The first half of the orientation was focused on regional information about East Asia Pacific, including cultural aspects that we should consider when working there. This half was for researchers and scholars in addition to ETAs. It began with a bunch of speeches from the State Department and affiliated organizations, which was interesting, but very heavy on China and the TPP. The regional breakouts helped detail the cultural context in which we will be teaching and gave us advice on how to pack (which sounds minor, but is a daunting prospect!). We also got a chance to talk to our contacts at the US Embassy in Vientiane and learn more about our orientation in-country, which will last for the first month and a half or so. The second half was only ETAs, and we workshopped different learning and teaching styles. We ended by teaching sample lessons, where I got to make half of my group act out the plot of Dr. Seuss’s “The Sneetches.”

The best part of the PDO was meeting the rest of the Fulbrighters, both those who will be stuck with me in Laos and those headed elsewhere in the EAP region. I met some other really cool folks headed to Mongolia and Indonesia and Vietnam, but obviously, the Laos cohort is the best. Our handy guide for the weekend was Megan, a Laos ETA from 2013-2014. She was one of the first ETAs in Savannakhet, so it was especially useful for me to have her around. Generally, Megan was incredibly helpful and patiently answered all of the silly questions we flung at her. The rest of the crew is as follows: Courtney, Danielle, Tassos, Will (who will all be in Vientiane), and Theresa (my housemate in Savan, woohoo). We hung out a ton at orientation as well as in our free time, including at a great live blues bar on Saturday night. Before this week I was definitely anxious, but after meeting these cool cats I am nothing but excited. We all hit it off pretty well and it’s great to know that amongst all of the challenges that we will confront throughout the next year, there will be an awesome group of people right there to face them with. Saying goodbye after just a few days was already tough – can’t wait to get to know everyone better soon.

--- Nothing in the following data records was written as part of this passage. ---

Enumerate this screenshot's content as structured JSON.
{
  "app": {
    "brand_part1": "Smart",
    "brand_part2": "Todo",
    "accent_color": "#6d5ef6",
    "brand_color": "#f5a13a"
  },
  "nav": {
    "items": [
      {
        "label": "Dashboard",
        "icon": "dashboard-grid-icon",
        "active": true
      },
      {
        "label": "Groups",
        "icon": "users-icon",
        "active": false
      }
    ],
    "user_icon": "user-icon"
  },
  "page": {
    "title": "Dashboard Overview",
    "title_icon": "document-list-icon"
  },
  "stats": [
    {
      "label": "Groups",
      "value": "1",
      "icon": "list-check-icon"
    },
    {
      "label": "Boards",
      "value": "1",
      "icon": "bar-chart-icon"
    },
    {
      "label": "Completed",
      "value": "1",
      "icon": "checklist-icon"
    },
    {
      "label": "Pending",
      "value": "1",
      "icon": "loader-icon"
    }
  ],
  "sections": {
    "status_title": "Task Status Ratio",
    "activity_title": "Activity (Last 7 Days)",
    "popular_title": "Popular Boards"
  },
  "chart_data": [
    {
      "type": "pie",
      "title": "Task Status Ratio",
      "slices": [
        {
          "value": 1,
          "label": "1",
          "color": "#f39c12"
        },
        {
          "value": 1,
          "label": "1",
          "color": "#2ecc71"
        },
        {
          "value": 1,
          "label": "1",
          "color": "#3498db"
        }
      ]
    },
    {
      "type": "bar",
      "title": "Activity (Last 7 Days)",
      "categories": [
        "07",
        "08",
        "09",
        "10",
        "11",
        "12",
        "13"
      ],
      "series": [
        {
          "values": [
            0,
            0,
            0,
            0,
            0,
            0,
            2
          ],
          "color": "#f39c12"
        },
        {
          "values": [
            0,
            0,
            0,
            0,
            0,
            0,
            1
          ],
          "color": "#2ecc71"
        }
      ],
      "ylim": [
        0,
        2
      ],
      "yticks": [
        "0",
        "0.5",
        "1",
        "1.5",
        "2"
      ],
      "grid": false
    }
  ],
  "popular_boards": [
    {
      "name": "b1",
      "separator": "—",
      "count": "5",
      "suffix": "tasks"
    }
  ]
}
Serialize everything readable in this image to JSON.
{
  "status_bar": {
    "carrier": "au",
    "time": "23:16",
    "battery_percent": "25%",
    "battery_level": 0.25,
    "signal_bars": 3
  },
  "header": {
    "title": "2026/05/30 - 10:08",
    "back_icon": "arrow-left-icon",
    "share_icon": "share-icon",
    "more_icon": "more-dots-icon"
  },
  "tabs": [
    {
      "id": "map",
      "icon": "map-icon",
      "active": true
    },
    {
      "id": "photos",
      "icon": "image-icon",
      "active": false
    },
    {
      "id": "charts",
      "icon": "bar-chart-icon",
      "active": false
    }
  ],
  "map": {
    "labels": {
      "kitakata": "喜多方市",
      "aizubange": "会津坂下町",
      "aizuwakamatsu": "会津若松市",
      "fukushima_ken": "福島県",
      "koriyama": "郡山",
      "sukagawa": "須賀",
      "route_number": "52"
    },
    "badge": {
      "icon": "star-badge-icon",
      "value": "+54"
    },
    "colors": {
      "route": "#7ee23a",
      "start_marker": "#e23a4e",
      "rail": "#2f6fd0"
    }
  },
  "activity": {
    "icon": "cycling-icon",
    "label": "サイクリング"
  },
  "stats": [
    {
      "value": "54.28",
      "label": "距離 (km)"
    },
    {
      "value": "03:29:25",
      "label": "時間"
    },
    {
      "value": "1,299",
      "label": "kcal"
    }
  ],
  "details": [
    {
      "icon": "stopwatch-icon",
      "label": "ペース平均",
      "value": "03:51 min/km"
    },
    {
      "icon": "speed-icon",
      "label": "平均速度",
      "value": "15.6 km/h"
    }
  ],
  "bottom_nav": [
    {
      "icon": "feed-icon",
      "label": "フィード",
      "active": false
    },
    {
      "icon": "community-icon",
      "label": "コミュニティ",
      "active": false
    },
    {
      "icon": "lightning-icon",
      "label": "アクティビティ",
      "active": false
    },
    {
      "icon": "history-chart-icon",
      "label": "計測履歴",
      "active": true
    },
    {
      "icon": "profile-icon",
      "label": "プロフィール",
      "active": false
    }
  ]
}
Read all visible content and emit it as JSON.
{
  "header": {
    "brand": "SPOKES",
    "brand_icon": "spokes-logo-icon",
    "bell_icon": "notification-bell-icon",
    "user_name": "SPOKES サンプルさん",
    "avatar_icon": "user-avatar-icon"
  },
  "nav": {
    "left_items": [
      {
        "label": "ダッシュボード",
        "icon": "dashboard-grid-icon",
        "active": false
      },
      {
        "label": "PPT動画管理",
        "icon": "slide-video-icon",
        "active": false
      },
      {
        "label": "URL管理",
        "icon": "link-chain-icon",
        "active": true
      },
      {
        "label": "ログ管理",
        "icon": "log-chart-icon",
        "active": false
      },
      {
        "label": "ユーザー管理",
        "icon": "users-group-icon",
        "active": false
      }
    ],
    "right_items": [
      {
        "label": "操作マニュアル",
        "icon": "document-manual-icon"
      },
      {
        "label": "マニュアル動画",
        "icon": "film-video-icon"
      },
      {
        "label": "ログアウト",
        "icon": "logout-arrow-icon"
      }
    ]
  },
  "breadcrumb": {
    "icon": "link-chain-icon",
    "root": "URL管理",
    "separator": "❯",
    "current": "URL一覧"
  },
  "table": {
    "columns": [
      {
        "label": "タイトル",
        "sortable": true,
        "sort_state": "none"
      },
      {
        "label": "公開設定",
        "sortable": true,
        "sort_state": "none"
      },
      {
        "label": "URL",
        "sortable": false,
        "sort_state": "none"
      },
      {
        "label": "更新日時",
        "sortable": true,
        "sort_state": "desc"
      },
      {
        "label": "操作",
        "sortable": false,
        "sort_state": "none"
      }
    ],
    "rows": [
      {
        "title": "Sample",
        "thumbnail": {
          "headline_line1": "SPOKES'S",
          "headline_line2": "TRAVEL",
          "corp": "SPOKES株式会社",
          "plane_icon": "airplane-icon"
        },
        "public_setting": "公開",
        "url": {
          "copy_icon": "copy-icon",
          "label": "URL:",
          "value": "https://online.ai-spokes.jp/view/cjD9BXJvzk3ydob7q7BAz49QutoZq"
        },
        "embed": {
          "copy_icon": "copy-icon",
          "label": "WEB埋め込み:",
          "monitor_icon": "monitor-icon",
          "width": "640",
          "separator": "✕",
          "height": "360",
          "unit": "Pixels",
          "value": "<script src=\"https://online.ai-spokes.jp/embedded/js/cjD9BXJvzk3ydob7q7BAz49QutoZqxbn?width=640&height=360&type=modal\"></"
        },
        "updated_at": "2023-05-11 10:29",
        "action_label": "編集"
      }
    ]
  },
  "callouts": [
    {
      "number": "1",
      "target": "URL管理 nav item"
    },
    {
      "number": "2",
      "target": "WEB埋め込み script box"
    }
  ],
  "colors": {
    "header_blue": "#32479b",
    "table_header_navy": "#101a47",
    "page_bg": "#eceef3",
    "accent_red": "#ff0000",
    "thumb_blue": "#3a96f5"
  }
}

Check out those sign-holding skills!

IMG_0597The week was also excellently timed. Friday was particularly memorable. The declaration of marriage equality was truly a striking moment and the whole city was electrified by the good news. That evening, I had the chance to see a live show of one of my favorite podcasts – Stuff You Should Know. It sounds silly going to listen to two guys sit at a desk and talk, but the show was great. I was also able to get dinner with my cousin and his wife and lunch with a former boss from a high school job – both excellent conversations that I was thankful to be able to fit in our schedules.

Overall, the PDO was an incredibly helpful event. Beyond just learning more about the history of Fulbright and details about my grant, talking to fellow Fulbrighters and experienced educators really helped reaffirm why I’m doing this. Before this week I had certain ideas beyond “it sounds cool,” but I didn’t quite know how to articulate them accurately. Obviously, I love to travel and my desire to explore a new part of the world is a consideration, but beyond that, I’m looking forward to having an impact in the community I’ll be working in. I know what I do and teach will have a direct impact on my students. I relish the opportunity to push myself out of my comfort zone and to learn to communicate and build meaningful relationships more effectively with those around me. There is tremendous value in being able to teach others, and even if my future career doesn’t have a formal teaching aspect, it is a skill that is crucial in successfully interacting with coworkers, clients, and friends.

The countdown clock is ticking fast… just over 2 weeks from departure!